Nazım Hikmet memleket ,memleket Nazım Hikmet…

değerlerin ,demokratik hareketlerin ,insanca yaşam için gereklerin ,sonradan farkına varıp yada varıldığını gösterip türbinlere oynama niyetiyle , sonradan değer kazanmasını sağlıyor , kağıt üstünde “günah çıkartıyoruz” ülke olarak.

“darbeciler” “sözde yargılanma” ile yargılanıyor ,fakat 12 eylül cuntacılarına herhangi bir yargılama falan olmadan , Nazım Hikmet yıllar önce vatan haini ilan edilmişken geçtiğimiz günlerde Türkiye Cumhuriyeti vatandaşlığına yeniden getiriliyor zamanında onu yurt dışına sürgün edenlere hesap sormadan ,sorulmadan . demin bahsettiğim kağıt üstünde vecizeside bu sözde değer kazancı veya değer kaybının bir getirisi . Nazım Hikmet ,Deniz Gezmiş Ve Arkadaşları ,Mahir Çayan , gibi birçok yurtsever insan yaşadıkları zamanlarda teslimiyetçi ve işbirlikçi zihniyetlerce vatan haini ,kominist diye tehlikeli ve kendilerince kalıbına uydurulmuş  komınizmle bağlıyarak “dinsiz” ilan edildiler. tabiyki günümüzde de ezberci ,sorgu suale ihtiyac duymayan “zombi” zihniyetlerce eski zamanlardaki düşünçe kalıntıları  devam ediyor.
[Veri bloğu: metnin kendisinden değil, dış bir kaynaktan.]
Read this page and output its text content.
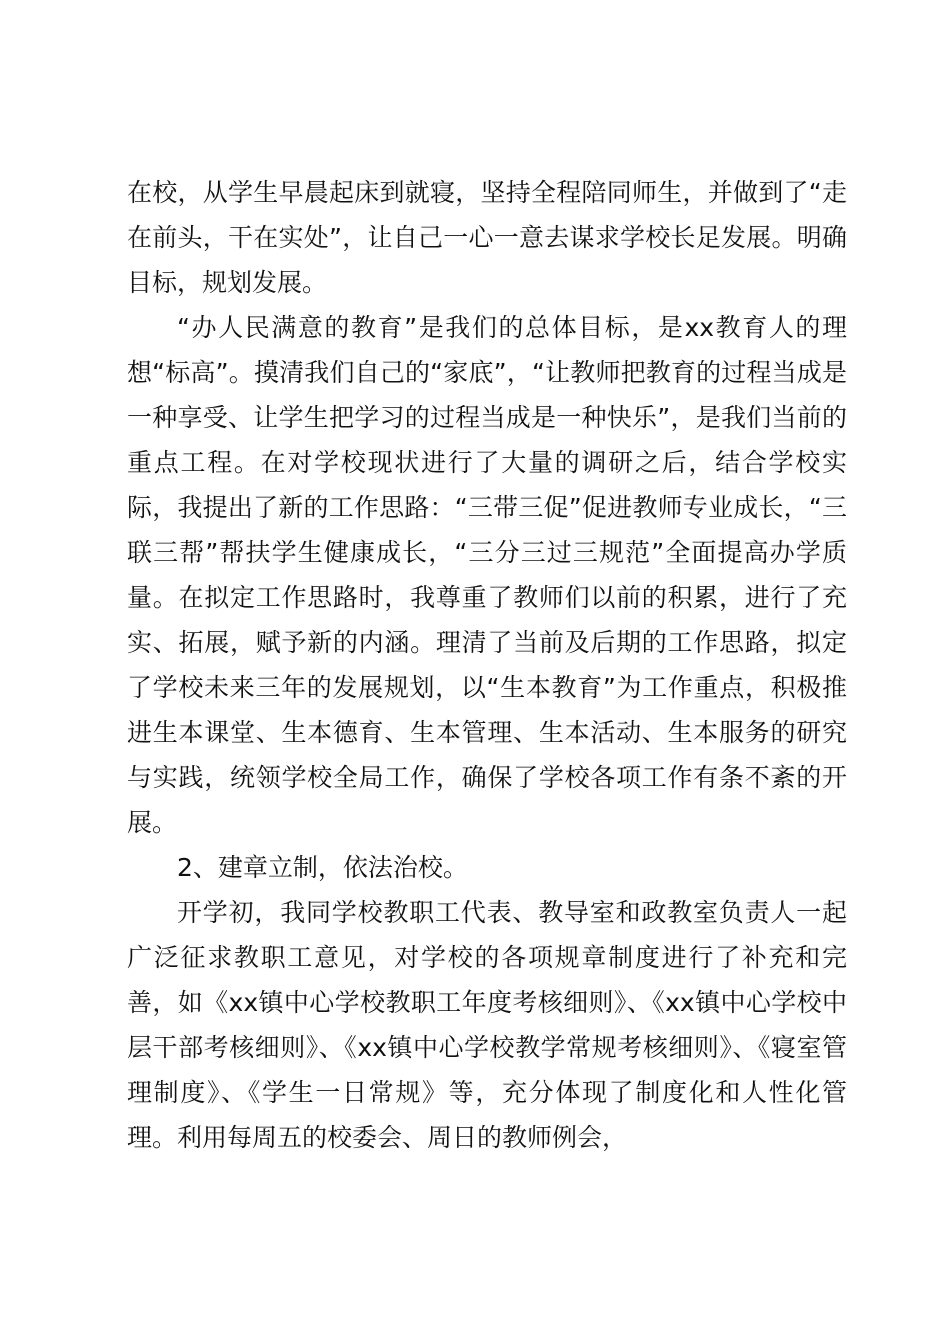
在校，从学生早晨起床到就寝，坚持全程陪同师生，并做到了“走在前头，干在实处”，让自己一心一意去谋求学校长足发展。明确目标，规划发展。

“办人民满意的教育”是我们的总体目标，是xx教育人的理想“标高”。摸清我们自己的“家底”，“让教师把教育的过程当成是一种享受、让学生把学习的过程当成是一种快乐”，是我们当前的重点工程。在对学校现状进行了大量的调研之后，结合学校实际，我提出了新的工作思路：“三带三促”促进教师专业成长，“三联三帮”帮扶学生健康成长，“三分三过三规范”全面提高办学质量。在拟定工作思路时，我尊重了教师们以前的积累，进行了充实、拓展，赋予新的内涵。理清了当前及后期的工作思路，拟定了学校未来三年的发展规划，以“生本教育”为工作重点，积极推进生本课堂、生本德育、生本管理、生本活动、生本服务的研究与实践，统领学校全局工作，确保了学校各项工作有条不紊的开展。

2、建章立制，依法治校。

开学初，我同学校教职工代表、教导室和政教室负责人一起广泛征求教职工意见，对学校的各项规章制度进行了补充和完善，如《xx镇中心学校教职工年度考核细则》、《xx镇中心学校中层干部考核细则》、《xx镇中心学校教学常规考核细则》、《寝室管理制度》、《学生一日常规》等，充分体现了制度化和人性化管理。利用每周五的校委会、周日的教师例会，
değer meselesine gelince de , tarih boyunca yapılan antidemokratik girişimlerin ,insan hakları ihlallerinin affı ve Nazım Hikmet gibi Dünya’nın kabul ettiği bir yazarın ülkesince yoksayıldığı zamanların telafisi birtek vatandaşlığa geri döndürülmesi ,yada mezarının taşınması olmamalı. bu gereklerin yanında ,eskiden yapılan hataların antidemokratik hareketlerin,hukuk ihlallerinin  , yargılanması ,ilerisi için olmayacağına dair demokratik ,özgür ,bilimsel altyapının oluşturulması gerekir.tıpkı 17 ağustos depreminde yıkılan evleri yapan mütahitlerin geçiçi bir süre mapushanede misafir edildikten sonra salınması gibi değil ,ilerisi için kalıcı çözümlerin olduğu politikalar ,yaptırımlar izleyerek gerçekleştirilmeli, yoksa yakın tarihte olacak bir deprem ile 17 agustos depreminin verdiği maddi ve manevi yıkımın 10 misli daha fazla yıkımı yaşayabiliriz.

dünya’nın kabul ettiği ,dünya edebiyatınca önemli yerlerde olan bir yazarın 3 haziran 2009 ‘da 45’inci ölüm yıldönümünde ülkesi olarak saygıyla anmalı ,Nazım ve Nazım gibi değerlerin gelişmeşi ,yaşaması ve kazanılması için neler yapılmalı onları konuşulması ,uygulanması gerekirdi.biz ülke olarak geriden gelip ,TC vatandaşlığa dair 45 sene sonra kabul ediyoruz. bu bağlamda Nazım’ın ufak bir biyografisinide sizlerle paylaşmak istiyorum ve onu saygıyla anıyorum.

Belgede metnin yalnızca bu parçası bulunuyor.